# RCI Guest Certificate Question



## Lou (Jun 27, 2012)

Does RCI still send out  guest certificate letters by mail?

I purchased a guest certificate for a wedding gift online.  The confirmation e-mail said to expect a guest certificate in the mail within 2 weeks.  There was also to be an attachment to the e-mail containing just the guest information.  There was no attachment to my confirmation e-mail and after waiting 2 weeks...nothing in the mail either.

I called RCI and the lady I spoke with said she knew nothing about sending out the certificates by mail.  She also said she checked with her supervisor and she said the same thing.  I asked her what they did for people who did not make the purchase online...didn't they mail them out?
She said she could turn off my e-mail and "maybe" it would come in the mail then.  I  could call later and have them turn the e-mail back on. That sounded crazy to me, so I told her not to do it.  She said she would try to 
e-mail just the guest certificate to me, but it would probably take a day or to to get it.

I know I have received these certificates in the mail in the past.  Is this something they have really stopped doing, or should I try to call and talk to someone else?


----------



## geekette (Jun 27, 2012)

It's been several years since I had one mailed to the recipient.  In recent years I have just printed it from my online account and mailed it.

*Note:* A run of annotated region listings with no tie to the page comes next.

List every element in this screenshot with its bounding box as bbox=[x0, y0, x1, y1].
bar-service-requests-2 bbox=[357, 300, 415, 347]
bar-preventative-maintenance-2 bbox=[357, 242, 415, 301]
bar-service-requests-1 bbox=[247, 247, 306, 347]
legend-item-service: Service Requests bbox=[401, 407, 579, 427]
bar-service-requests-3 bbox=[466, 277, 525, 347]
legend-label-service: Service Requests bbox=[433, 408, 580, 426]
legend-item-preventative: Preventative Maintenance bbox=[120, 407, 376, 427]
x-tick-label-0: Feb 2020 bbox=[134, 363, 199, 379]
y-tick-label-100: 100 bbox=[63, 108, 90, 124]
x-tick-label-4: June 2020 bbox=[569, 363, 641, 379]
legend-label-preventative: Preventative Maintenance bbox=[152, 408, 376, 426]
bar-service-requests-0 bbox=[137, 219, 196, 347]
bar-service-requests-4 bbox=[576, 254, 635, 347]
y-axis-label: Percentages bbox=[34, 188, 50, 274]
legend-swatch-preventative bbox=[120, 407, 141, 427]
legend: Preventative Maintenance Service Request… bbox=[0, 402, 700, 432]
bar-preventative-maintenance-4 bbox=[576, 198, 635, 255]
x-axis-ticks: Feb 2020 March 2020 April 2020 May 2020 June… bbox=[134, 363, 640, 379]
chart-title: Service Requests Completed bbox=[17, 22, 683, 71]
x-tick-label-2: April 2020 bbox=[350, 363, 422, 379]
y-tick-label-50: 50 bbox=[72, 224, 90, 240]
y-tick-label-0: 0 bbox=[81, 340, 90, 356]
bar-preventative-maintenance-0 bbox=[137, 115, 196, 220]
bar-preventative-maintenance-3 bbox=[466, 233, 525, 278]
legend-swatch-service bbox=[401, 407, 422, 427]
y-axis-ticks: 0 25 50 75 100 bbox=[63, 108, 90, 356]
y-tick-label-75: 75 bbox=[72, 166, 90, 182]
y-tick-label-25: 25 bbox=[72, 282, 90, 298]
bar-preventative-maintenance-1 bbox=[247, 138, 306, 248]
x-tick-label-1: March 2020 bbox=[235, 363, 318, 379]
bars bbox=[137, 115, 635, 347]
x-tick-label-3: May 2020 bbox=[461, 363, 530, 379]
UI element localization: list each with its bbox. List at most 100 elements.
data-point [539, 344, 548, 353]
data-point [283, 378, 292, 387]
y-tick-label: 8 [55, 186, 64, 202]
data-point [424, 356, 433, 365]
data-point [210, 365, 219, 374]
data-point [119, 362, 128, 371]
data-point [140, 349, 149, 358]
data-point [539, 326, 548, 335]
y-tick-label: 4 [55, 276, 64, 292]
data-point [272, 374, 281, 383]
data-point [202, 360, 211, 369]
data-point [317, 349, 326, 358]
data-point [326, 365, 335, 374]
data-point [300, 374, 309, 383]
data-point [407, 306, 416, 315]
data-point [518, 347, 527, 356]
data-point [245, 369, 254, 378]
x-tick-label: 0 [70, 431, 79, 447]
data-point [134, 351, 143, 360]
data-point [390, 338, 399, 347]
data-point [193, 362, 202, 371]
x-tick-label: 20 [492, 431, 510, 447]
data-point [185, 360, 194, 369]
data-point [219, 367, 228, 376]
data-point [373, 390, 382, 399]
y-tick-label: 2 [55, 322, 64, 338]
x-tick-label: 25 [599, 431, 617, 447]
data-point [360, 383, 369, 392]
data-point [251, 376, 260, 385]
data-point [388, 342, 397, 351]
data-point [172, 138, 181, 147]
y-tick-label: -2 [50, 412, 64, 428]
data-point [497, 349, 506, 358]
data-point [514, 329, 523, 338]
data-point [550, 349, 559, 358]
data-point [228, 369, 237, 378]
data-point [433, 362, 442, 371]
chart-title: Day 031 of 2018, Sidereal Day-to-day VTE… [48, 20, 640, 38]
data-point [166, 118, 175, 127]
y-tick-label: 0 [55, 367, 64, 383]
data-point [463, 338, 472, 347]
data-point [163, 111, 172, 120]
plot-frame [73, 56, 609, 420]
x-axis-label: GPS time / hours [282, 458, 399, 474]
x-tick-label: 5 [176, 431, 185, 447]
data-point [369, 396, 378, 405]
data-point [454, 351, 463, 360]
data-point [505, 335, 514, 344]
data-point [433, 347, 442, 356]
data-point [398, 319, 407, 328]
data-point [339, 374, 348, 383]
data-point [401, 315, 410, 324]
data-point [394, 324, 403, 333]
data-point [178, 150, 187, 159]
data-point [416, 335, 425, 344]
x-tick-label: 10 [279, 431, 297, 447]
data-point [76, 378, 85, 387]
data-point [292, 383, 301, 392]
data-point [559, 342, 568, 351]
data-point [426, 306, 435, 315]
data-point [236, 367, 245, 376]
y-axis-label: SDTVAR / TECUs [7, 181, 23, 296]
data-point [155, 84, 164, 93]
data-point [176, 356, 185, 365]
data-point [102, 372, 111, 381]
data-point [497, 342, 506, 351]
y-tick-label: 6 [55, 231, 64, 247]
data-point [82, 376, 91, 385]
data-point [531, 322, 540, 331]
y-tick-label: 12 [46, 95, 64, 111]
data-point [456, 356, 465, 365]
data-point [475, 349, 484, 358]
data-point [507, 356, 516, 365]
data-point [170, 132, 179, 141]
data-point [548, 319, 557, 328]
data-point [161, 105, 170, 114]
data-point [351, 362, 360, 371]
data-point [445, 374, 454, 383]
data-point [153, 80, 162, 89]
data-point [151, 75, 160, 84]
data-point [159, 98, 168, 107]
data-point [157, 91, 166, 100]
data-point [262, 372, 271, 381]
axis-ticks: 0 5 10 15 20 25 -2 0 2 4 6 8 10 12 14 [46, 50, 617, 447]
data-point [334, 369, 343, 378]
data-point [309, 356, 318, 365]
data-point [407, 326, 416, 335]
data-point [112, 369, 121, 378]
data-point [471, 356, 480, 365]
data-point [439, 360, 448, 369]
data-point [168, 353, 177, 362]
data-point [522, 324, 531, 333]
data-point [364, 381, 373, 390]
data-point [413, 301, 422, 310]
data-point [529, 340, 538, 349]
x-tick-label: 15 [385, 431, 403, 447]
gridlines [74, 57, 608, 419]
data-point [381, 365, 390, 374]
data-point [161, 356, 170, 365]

Not great customer service, but not the biggest shock, either.


----------



## BevL (Jun 27, 2012)

IIRC, when we had a GC for our daughter last year, it was simply part of the confirmation package we could access through our account online.  It shows the confirmation in my name, then the next page of the PDF was the GC.  But I could be wrong.

I remember getting GCs in the mails years ago, but the last couple I'm sure have been done electronically.

Bev


----------